In a letter to the heads of PMA and ILWU, the senators called on both sides to "continue negotiating in good faith to resolve the remaining issues and to swiftly move toward a final contract agreeable to both parties." The letter was signed by Sens. Patty Murray, D-Wash.; Maria Cantwell, D-Wash.; Barbara Boxer, D-Calif.; Dianne Feinstein, D-Calif.; Ron Wyden, D-Ore.; and Jeff Merkley, D-Ore.
Last week, a coalition of 100 business groups called on President Obama to encourage both parties to work with a federal mediator in an effort to reach an accord and to exercise his authority to intervene under the Taft-Hartley Act should there be a strike or lockout. The last time the White House intervened in a port dispute was in October 2002, when President Bush invoked language in Taft-Hartley to end a 10-day lockout of labor on the West Coast.
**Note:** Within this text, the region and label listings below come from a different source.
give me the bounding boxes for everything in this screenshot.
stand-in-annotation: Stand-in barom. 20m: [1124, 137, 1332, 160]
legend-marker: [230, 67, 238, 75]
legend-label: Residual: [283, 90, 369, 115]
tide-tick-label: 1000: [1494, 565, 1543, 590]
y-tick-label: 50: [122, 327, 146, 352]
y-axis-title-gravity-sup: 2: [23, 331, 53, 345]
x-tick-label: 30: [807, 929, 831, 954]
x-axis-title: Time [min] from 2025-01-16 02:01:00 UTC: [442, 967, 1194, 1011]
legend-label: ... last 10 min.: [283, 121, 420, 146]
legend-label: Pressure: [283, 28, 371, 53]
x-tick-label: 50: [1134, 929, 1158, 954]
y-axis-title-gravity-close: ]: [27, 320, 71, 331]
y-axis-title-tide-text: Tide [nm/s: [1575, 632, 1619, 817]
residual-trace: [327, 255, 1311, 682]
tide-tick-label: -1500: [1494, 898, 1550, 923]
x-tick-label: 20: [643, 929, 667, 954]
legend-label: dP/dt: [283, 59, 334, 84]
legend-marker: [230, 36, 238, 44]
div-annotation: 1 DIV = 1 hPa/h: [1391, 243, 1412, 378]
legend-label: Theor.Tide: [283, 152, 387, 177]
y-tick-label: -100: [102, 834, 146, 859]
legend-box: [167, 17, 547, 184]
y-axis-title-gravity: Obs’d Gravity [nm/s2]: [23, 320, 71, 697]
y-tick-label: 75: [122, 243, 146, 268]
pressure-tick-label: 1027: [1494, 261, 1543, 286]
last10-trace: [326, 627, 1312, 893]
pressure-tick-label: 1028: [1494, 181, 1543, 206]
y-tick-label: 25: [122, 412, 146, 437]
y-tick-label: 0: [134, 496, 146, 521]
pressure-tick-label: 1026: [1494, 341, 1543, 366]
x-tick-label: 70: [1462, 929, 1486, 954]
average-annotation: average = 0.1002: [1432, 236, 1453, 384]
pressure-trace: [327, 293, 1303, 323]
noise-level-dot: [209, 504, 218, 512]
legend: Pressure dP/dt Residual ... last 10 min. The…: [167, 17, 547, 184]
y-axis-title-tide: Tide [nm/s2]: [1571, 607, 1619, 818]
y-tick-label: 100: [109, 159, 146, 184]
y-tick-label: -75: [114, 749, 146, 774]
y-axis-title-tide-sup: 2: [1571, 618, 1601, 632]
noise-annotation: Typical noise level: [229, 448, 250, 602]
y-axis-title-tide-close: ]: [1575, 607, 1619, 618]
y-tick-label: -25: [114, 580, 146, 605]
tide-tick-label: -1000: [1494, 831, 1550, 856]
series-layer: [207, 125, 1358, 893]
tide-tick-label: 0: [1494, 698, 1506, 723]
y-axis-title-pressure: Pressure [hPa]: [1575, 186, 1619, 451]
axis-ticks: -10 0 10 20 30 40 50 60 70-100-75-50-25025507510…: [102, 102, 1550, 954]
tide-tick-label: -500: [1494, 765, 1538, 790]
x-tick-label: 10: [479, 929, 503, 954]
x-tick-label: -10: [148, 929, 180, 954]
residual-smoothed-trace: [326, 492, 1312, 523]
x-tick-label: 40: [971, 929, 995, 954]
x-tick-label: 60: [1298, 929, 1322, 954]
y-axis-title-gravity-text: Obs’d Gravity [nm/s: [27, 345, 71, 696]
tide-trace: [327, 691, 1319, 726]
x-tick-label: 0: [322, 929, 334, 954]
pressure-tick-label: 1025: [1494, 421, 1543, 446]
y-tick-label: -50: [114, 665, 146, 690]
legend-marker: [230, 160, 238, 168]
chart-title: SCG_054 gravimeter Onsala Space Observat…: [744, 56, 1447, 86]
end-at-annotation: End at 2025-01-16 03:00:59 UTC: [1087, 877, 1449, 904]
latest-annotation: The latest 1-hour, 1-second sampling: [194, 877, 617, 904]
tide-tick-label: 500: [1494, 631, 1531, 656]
The PMA had charged ILWU with orchestrating a work slowdown at the twin ports of Seattle and Tacoma, Wash., and with failing to fill key worker positions at the ports of Los Angeles and Long Beach, the country's busiest seaports. The union declined to comment on the allegations. There were also reports of job actions at the Port of Oakland, though port officials there could not confirm the reports.
The six-year contract signed in 2008 expired on July 1. Since then, the parties have continued bargaining, and the 29 ports have operated as normal. Both sides announced in August that they had reached a tentative agreement on health benefits. Otherwise, however, talks have made scant progress.